Amazonia has likely been forested for tens of millions of years, begging the question: is tree cover resilient to climate change, or has Amazon climate change been pretty minimal? Most paleoclimate reconstructions are qualitative (i.e. answering “warmer” or “drier” but not “how much”) so quantifying the resilience of Amazon vegetation has been challenging. My work uses paleo -climate and -environment data with numerical models to constrain (1) the drivers and magnitude of hydroclimate change and (2) the strength of internal feedbacks that affect tree cover (like moisture recycling and fire).
Kukla et al., (2023) “The zonal patterns in late Quaternary Tropical South American precipitation”. Paleoceanography and Paleoclimatology.
Kukla et al., (2021). “The resilience of Amazon tree cover to past and present drying”. Global and Planetary Change.

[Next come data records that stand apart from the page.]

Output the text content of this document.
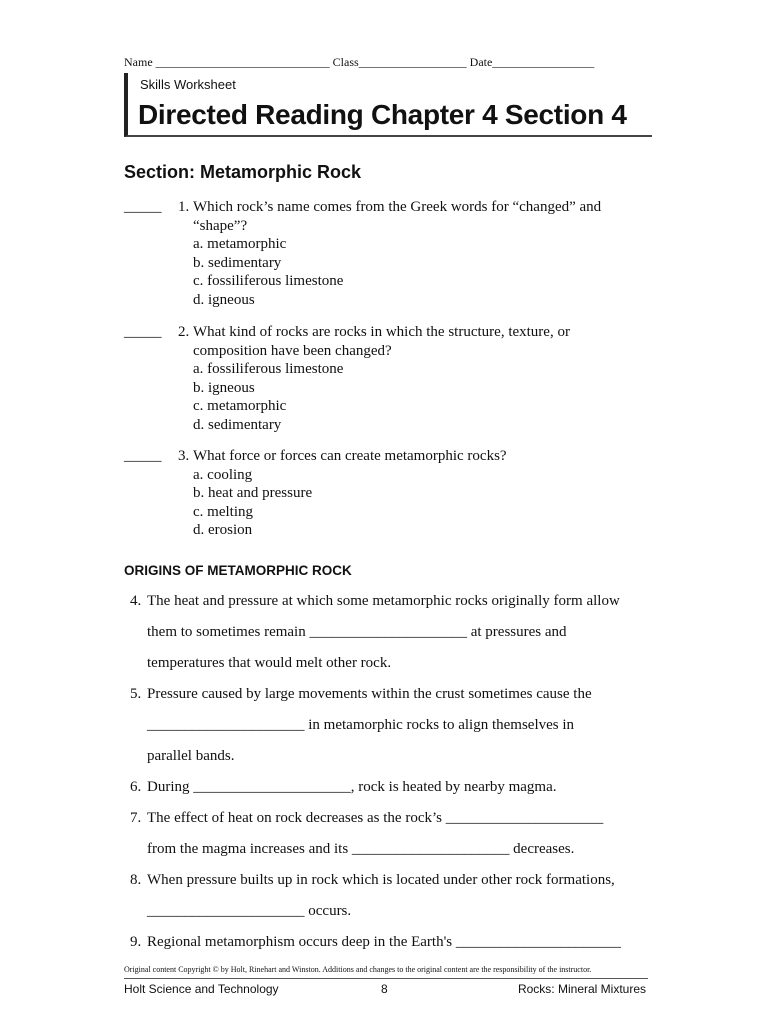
Name _____________________________ Class__________________ Date_________________
Skills Worksheet
Directed Reading Chapter 4 Section 4
Section: Metamorphic Rock
_____ 1. Which rock’s name comes from the Greek words for “changed” and
“shape”?
a. metamorphic
b. sedimentary
c. fossiliferous limestone
d. igneous
_____ 2. What kind of rocks are rocks in which the structure, texture, or
composition have been changed?
a. fossiliferous limestone
b. igneous
c. metamorphic
d. sedimentary
_____ 3. What force or forces can create metamorphic rocks?
a. cooling
b. heat and pressure
c. melting
d. erosion
ORIGINS OF METAMORPHIC ROCK
4. The heat and pressure at which some metamorphic rocks originally form allow
them to sometimes remain _____________________ at pressures and
temperatures that would melt other rock.
5. Pressure caused by large movements within the crust sometimes cause the
_____________________ in metamorphic rocks to align themselves in
parallel bands.
6. During _____________________, rock is heated by nearby magma.
7. The effect of heat on rock decreases as the rock’s _____________________
from the magma increases and its _____________________ decreases.
8. When pressure builts up in rock which is located under other rock formations,
_____________________ occurs.
9. Regional metamorphism occurs deep in the Earth's ______________________
Original content Copyright © by Holt, Rinehart and Winston. Additions and changes to the original content are the responsibility of the instructor.
Holt Science and Technology	8	Rocks: Mineral Mixtures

Hoorn, Kukla, et al., (2021) “Cyclic sediment deposition by orbital forcing in the Miocene wetland of western Amazonia? New insights from a multidisciplinary approach”. Global and Planetary Change.
-
How does tree cover respond to climate?
The strength of internal feedbacks and external forcings affects tree cover resilience. However, distinguishing the relative contribution of feedbacks and forcings to a vegetation response is not straightforward. In Kukla et al., 2021, we constrain the strength of feedbacks that threaten tree cover by quantifying paleo-precipitation and tree cover. If feedbacks are strong, tree cover is more sensitive to precipitation; if weak, less sensitive.
-
Mid-Holocene tree cover was resilient to drying
Our proxy-derived precipitation and tree cover estimates are supported by Dynamic Global Vegetation Model (DGVM) simulations indicating high tree cover at low precipitation. Abrupt forest dieback due to strong internal feedbacks (like fire) is a concern when precipitation is below 2,000 mm/yr because this is the threshold for a dry-season water deficit. Our results suggest that a dry season water deficit does not necessarily initiate widespread dieback. While tree cover appears resilient to this 2,000 mm/yr threshold (in the absence of extensive human land use), crossing below this threshold may accelerate deforestation, which is easier with a seasonal water deficit (e.g. Staal et al., 2020).
-
What caused mid-Holocene drying?
It’s unclear. Some exciting work has successfully simulated the general oxygen isotope trends with isotope-enabled climate models (Cruz et al., 2009; Liu and Battisti, 2015). But the exact dynamical cause is debated, and there are still some discrepancies between observed oxygen isotope records and model-predictions. Our work is testing hypotheses about links to African climate (particularly over the Sahara) with proxy compilations, proxy-based models, and energy balance climate models.
-
Future Work: Cenozoic Amazonia
The Cenozoic history of Amazonia is thought to play a key role in its modern biodiversity. Our understanding of Amazon climate and biogeography in the Cenozoic, however, is mostly limited to sparse outcrops and often-exclusive industry drill cores. IODP Expedition 387 to the Amazon Margin will help fill the scientific drilling gap in Amazonia. As a science party member, I plan to develop constraints on Amazon Cenozoic hydroclimate and tectonics with triple-oxygen isotopes of clay minerals. I’m currently validating the triple-oxygen isotope system with clays from modern South American soils.